Melissa Donovan at "Writing Forward" publishes some of the best tips for emerging Writers.
- Do it. Write.
- Read as much and as often as you can. Remember, every writer is a reader first.
- Keep a journal or notebook handy at all times so you can jot down all of your brilliant ideas.
- Make sure you have a dictionary and thesaurus available whenever you are composing.
- Be observant. The people and activities that surround you will
provide you with great inspiration for characters, plots, and themes.
- Invest in a few valuable resources starting with The Chicago Manual of Style
, Eats, Shoots & Leaves: The Zero Tolerance Approach to Punctuation
, and The Elements of Style, Fourth Edition
.
- Grammar: learn the rules and then break them.
- Stop procrastinating. Turn off the TV, tune out the rest of the world, sit down, and write.
- Read works by highly successful authors to learn what pleases publishers and earns a pretty penny.
- Read works by the canonical authors so you can understand what constitutes literary achievement.
- Join a writers’ group so you can enjoy support and comradery in your craft.
- Create a space in your home especially for writing.
- Proofread everything at least three times before submitting your work for publication.
- Write every single day.
- Start a blog. Use it to talk about your own writing process, to
share your ideas and experiences, or to publish your work to a live
audience.
- Subscribe to the top writing blogs on the Internet. Read them, participate, and enjoy!

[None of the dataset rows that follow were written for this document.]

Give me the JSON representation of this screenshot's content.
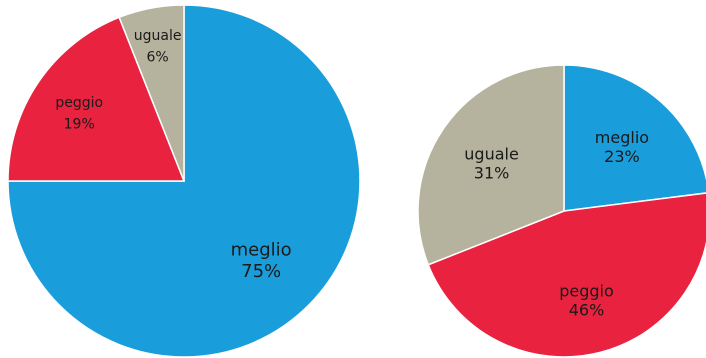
{
  "chart_data": [
    {
      "type": "pie",
      "slices": [
        {
          "label": "meglio",
          "value": 75,
          "value_label": "75%",
          "color": "#1a9ddb"
        },
        {
          "label": "peggio",
          "value": 19,
          "value_label": "19%",
          "color": "#e8223f"
        },
        {
          "label": "uguale",
          "value": 6,
          "value_label": "6%",
          "color": "#b5b29e"
        }
      ]
    },
    {
      "type": "pie",
      "slices": [
        {
          "label": "meglio",
          "value": 23,
          "value_label": "23%",
          "color": "#1a9ddb"
        },
        {
          "label": "peggio",
          "value": 46,
          "value_label": "46%",
          "color": "#e8223f"
        },
        {
          "label": "uguale",
          "value": 31,
          "value_label": "31%",
          "color": "#b5b29e"
        }
      ]
    }
  ]
}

- Use writing exercises to expand your talents and explore different genres, styles, and techniques.
- Let go of your inner editor. When you sit down to write a draft, refrain from proofreading until that draft is complete.
- Allow yourself to write poorly, to write a weak, uninteresting
story or a boring, grammatically criminal poem. You’ll never succeed if
you don’t allow yourself a few failures along the way.
- Make it your business to understand language. Do you know a noun
from a verb, a predicate from a preposition? Do you understand tense
and verb agreement? You should.
- You are a writer so own up and say it out loud, “I am a writer.”
Whether it’s a hobby or your profession, you have the right to this
title.
- Write, write, write, and then write some more. Forget everything else and just write.